I recently became aware that last December the CDC have published a new version of the document, “Sexual Violence Surveillance: Uniform Definitions and Recommended Data Elements” (UD2014), on their website. A panel of 11 experts which received comments from seven leaders in the field wrote this document. The panel started its work in October 2010 with this stated agenda:
The key issues discussed and considered by the in-person expert panel that were directly relevant to the SV definitions document were the following: 1) how and if to include unwanted non-physically pressured sex, 2) how and if to include sexual harassment, 3) whether or not to expand the meaning of “completed sex act” to identify who penetrates whom, and 4) how and if to update the Recommended Data Elements.
There is something strange with the timeline here. The CDC collected the survey data for the NISVS 2010 throughout the year 2010 and the survey included questions about penetration which identified who penetrated whom. Hence the panel started when the NISVS surveying was almost done.
It appears the team designing the NISVS had already decided to expand the meaning of “completed sex act” (from the 2002 and 2009 Uniform Definitions) into “victim being penetrated” and “victim being made to penetrate,” but where the 2002 and 2009 Uniform Definitions stated that all non-consenting “completed sex acts” were rape, the NISVS 2010 authors decided that “victim being penetrated” would be categorized as rape while “being made to penetrate” would not.
The new uniform definitions document (UD2014) acknowledges this by presenting the following findings from the NISVS 2011 in its introduction:
• 1 in 5 women and nearly 1 in 59 men have experienced an attempted or completed rape in their lifetime, defined as penetrating a victim by use of force or through alcohol/drug facilitation;
• Approximately 1 in 15 men (6.7%) reported that they were made to penetrate someone else during their lifetime;
This is how the NISVS presented its findings with its categorization of “being penetrated” as rape and “being made to penetrate” as not rape.
The documents define these terms:
- Consent: Words or overt actions by a person who is legally or functionally competent to give informed approval, indicating a freely given agreement to have sexual intercourse or sexual contact.
- Inabillity to Consent: A freely given agreement to have sexual intercourse or sexual contact could not occur because of the victim’s age, illness, mental or physical disabillity, being asleeep or unconscious, or being too intoxicated (e.g., incapacitation, lack of consciousness, or lack of awareness) through their voluntary or involuntary use of alcohol or drugs.
- Inabillity to Refuse: Disagreement to engage in a sexual act was precluded because of the use or posession of guns or other non-bodily weapons, or due to physical violence, threats of physical violence, intimidation or pressure, or misuse of authority.
In my view these definitions are pretty sound. The definition of “inabillity to consent” goes a long way in disarming some of the more common MRA arguments against the alcohol-facilitated categories. Being intoxicated is in itself not enough to make one unable to give proper consent — one has to be too intoxicated to the extent of being incapacitated, being unconscious or lacking awareness.

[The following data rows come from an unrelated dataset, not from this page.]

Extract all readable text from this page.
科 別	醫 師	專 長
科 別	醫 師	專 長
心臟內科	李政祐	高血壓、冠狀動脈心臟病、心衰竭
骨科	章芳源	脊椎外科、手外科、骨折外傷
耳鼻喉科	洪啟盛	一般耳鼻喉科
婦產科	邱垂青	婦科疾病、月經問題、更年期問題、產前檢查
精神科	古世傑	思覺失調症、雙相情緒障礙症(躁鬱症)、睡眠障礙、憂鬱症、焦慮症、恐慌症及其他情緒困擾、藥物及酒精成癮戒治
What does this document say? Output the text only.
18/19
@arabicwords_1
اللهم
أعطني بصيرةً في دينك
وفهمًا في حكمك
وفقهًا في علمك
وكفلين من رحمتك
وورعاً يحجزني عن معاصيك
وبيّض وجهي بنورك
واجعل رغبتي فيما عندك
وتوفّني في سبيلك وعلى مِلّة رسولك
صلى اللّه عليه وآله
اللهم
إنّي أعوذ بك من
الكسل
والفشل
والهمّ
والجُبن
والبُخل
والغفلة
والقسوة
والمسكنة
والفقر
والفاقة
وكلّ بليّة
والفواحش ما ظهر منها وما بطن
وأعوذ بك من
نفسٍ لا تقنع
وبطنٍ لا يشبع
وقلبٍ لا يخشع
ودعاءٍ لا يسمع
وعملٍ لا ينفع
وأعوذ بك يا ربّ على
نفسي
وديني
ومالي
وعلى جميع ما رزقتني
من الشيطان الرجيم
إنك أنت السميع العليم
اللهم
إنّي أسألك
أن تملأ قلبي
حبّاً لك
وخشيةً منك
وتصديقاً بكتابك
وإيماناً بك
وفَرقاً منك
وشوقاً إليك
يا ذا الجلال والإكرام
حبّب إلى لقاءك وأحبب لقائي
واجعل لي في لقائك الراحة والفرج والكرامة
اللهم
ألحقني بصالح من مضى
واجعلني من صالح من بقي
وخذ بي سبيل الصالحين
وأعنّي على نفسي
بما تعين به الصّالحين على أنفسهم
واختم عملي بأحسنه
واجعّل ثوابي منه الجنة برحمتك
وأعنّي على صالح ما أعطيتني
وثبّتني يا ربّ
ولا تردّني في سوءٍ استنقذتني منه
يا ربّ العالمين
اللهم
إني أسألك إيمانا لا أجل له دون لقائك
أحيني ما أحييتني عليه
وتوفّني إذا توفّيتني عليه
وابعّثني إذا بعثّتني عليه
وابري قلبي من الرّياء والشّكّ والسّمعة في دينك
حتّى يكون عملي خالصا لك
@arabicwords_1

Sexual violence is divided into the following types:
- Completed or attempted forced penetration of a victim
- Completed or attempted alcohol/drug-facilitated penetration of a victim
- Completed or attempted forced acts in which a victim is made to penetrate a perpetrator or someone else
- Completed or attempted alcohol/drug-facilitated acts in which a victim is made to penetrate a perpetrator or someone else
- Non-physical forced penetration which occurs after a person is pressured verbally or through intimidation or misuse of authority to consent or acquiesce
- Unwanted sexual contact
- Non-contact unwanted sexual experiences
The document states that the ordering of these types is not intended to suggest a hierarchy of resulting trauma. Yet I’d argue that the NISVS categorization of which acts are considered rape and which aren’t in effect does exactly that. This document (UD2014) does not state which acts are rape and which are not. In fact the word ‘rape’ is largely absent from the document. It only occurs in the listed findings from the NSIVS and when it’s part of an organization’s name (e.g., Pennsylvania Coalition Against Rape).

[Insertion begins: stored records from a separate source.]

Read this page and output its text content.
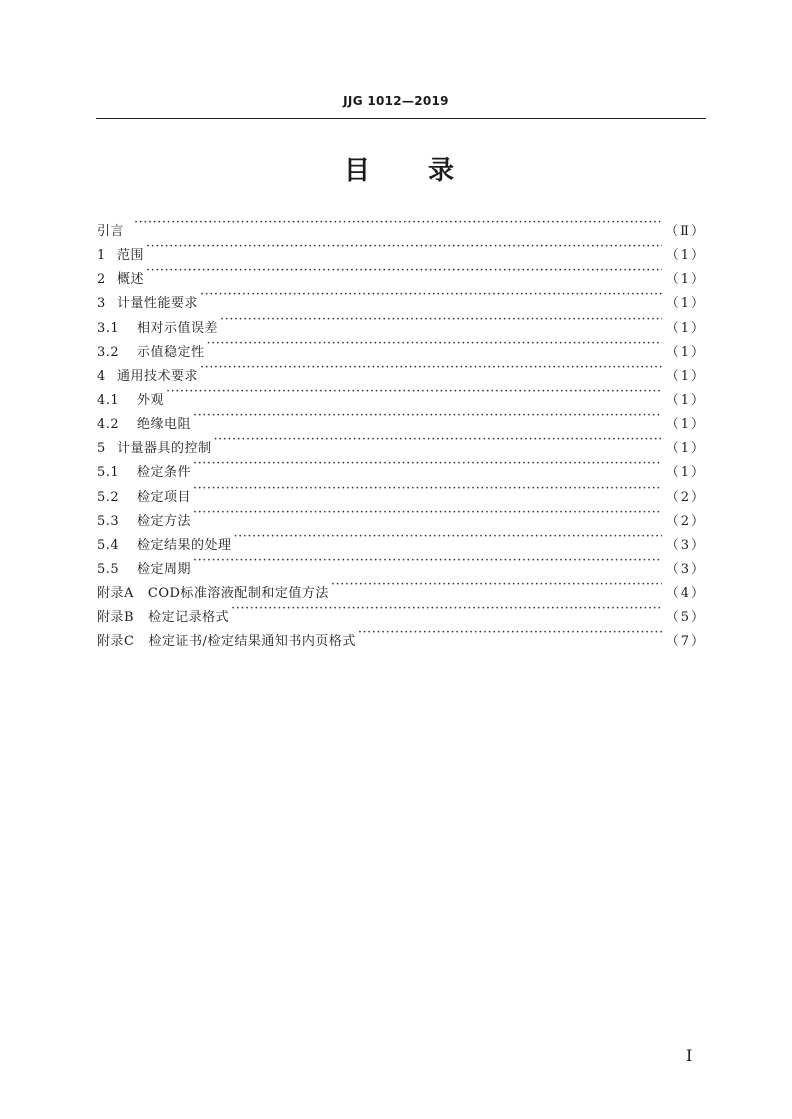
JJG 1012—2019
目 录
引言 ·····	（Ⅱ）
1 范围 ·····	（1）
2 概述 ·····	（1）
3 计量性能要求 ·····	（1）
3.1	相对示值误差 ·····	（1）
3.2	示值稳定性 ·····	（1）
4 通用技术要求 ·····	（1）
4.1	外观 ·····	（1）
4.2	绝缘电阻 ·····	（1）
5 计量器具的控制 ·····	（1）
5.1	检定条件 ·····	（1）
5.2	检定项目 ·····	（2）
5.3	检定方法 ·····	（2）
5.4	检定结果的处理 ·····	（3）
5.5	检定周期 ·····	（3）
附录A COD标准溶液配制和定值方法 ·····	（4）
附录B 检定记录格式 ·····	（5）
附录C 检定证书/检定结果通知书内页格式 ·····	（7）
I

Perhaps that is a good sign in that “made to penetrate” won’t be obscured by inclusion in the much wider supercategory “Other sexual violence” in future NISVS … although I have to say based on the response I’ve received earlier from the CDC on NISVS I suspect they will continue using the category ‘rape’ and continue to exclude a large number of male victims who’ve been made to have sex with a perpetrator.
The Really Bad
However, there was something which made me pause. And that is the change in the definition of coerced sex.
In NISVS it’s defined as this:
Sexual coercion is defined as unwanted sexual penetration that occurs after a person is pressured in a nonphysical way. In NISVS, sexual coercion refers to unwanted vaginal, oral, or anal sex after being pressured in ways that included being worn down by someone who repeatedly asked for sex or showed they were unhappy; feeling pressured by being lied to, being told promises that were untrue, having someone threaten to end a relationship or spread rumors; and sexual pressure due to someone using their influence or authority.

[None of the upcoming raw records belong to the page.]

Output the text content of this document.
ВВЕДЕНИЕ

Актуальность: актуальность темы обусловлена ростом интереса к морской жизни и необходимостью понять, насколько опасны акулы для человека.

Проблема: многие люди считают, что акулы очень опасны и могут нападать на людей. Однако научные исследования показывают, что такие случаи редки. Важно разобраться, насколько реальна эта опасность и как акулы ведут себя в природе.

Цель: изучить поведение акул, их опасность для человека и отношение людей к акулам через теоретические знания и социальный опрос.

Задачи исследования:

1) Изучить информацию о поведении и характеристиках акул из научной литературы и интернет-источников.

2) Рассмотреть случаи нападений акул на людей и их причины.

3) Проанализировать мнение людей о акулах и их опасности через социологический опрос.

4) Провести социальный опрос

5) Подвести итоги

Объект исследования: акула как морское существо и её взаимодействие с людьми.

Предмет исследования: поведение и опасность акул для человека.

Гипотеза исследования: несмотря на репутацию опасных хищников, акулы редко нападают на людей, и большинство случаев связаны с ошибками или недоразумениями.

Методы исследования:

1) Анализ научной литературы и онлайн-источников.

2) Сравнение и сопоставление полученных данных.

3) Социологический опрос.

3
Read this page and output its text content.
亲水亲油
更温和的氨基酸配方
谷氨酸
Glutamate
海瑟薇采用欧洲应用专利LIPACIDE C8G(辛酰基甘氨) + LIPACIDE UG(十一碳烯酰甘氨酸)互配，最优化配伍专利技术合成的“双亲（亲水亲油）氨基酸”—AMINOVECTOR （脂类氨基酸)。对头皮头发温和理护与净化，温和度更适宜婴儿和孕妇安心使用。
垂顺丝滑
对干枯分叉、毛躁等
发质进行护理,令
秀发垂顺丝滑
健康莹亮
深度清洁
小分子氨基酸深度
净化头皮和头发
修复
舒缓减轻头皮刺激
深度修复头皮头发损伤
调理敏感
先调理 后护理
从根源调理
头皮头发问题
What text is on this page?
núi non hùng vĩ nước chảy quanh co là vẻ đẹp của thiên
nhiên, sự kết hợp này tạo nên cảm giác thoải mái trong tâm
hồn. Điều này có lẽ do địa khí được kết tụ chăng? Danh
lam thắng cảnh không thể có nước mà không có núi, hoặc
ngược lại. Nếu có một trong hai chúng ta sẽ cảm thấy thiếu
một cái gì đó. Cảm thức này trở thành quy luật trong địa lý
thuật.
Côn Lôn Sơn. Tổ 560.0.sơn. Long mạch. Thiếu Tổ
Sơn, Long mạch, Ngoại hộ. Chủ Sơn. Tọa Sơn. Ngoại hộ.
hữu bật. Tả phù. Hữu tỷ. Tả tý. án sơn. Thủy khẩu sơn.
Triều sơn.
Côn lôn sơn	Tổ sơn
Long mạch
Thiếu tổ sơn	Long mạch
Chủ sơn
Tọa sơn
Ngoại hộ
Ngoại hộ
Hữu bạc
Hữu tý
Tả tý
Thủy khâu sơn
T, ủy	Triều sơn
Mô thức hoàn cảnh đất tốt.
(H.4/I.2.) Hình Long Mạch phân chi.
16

Although there is some ambiguity whether it includes men made to penetrate someone else by non-physical pressure when the definition uses the term “unwanted sexual penetration” it goes on to state “unwanted vaginal, oral, or anal sex”. In addition the actual question asked in the NISVS says:
Sometimes unwanted sexual contact happens after a person is pressured in a non-physical way.
How many people have you had vaginal, oral, or anal sex with after they pressured you by…
This gender-neutral language also resulted in 6% of men stating that they were a victim of sexual coercion and 83.6% of these male victims reported a female perpetrator.
The name and definition of this type in UD2014 however says this (italics are mine):
Nonphysically Pressured Unwanted Penetration
Victim was pressured verbally or through intimidation or misuse of authority to consent or acquiesce to being penetrated. Examples include being worn down by someone who repeatedly asked for sex or showed they were unhappy; feeling pressured by being lied to, or being told promises that were untrue; having someone threaten to end a relationship or spread rumors; and sexual pressure due to someone using their influence or authority (this is not an exhaustive list).
Here it explicitly constrains the definition to only include victims who are penetrated. There is no corresponding item for men who do not want to penetrate someone else, but who are nonphysically pressured to do so. With ‘how to include unwanted non-physically pressured sex’ being one of the four specific points up for consideration by the panel, I have a hard time believing that this omission was made by ignorance or ineptitude.
If future NISVS is implementing these new Uniform Definitions then CDC will erase as many as 6,806,000 male victims of sexual coercion from the statistics.
I have mailed the CDC with my concerns where I ask them what is the rationale behind this omission. I also ask whether they will amend their uniform definitions to include men who are nonphysically pressured to penetrate when they didn’t want to. If I receive any reply I’ll either update this post or make a new one.